Objects are allocated in "heap" memory, which is divided into two areas called "generations". There is a "young generation" area that's further divided into "Eden" (aka the "nursery") and two "survivor spaces". There is also an "old", or "tenured" generation area, comprising essentially all the heap not in the young generation.

Objects normally are allocated in Eden first. "Large" objects too big for Eden go into the tenured generation.

When Eden gets full, all the "live" objects, ones that are still reachable via some reference in the program, get copied into the first survivor space, then Eden is erased and the pointer to free Eden space is set to the beginning of the space.

Object allocation is simply a matter of designating the current "top" of Eden as the address of the new object, and the pointer to free Eden memory is increased by the size of the object. This takes something like 10 ns on modern computers. There is no equivalent to "free" because individual objects are never freed; the entire section of heap is simply erased and the free area pointer reset. When the first survivor space is full, then the JVM copies all the live objects from it and Eden into the other survivor space. Eden and the first survivor space are erased and their pointers reset. Now the other survivor space becomes "first", the old one "second", and the process repeats.

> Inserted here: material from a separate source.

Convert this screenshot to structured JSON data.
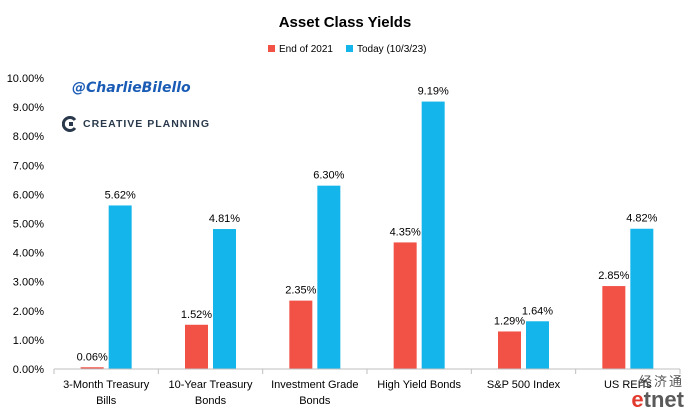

This is very speedy because dead objects are not tracked or marked, and well-written programs tend to have many relatively small objects of which most don't live long.

When objects do live a long time, they get "promoted" out of the young generation to the tenured generation, which is collected less frequently using slower algorithms. Tenured objects tend to die less quickly than in the young generation, and when they do, their space just becomes a "hole" of free space somewhere in the middle. Old-generation garbage collection typically involves moving live objects next to each other to consolidate blocks of free memory into larger blocks.

This is just a scratch of the surface. There's more to study.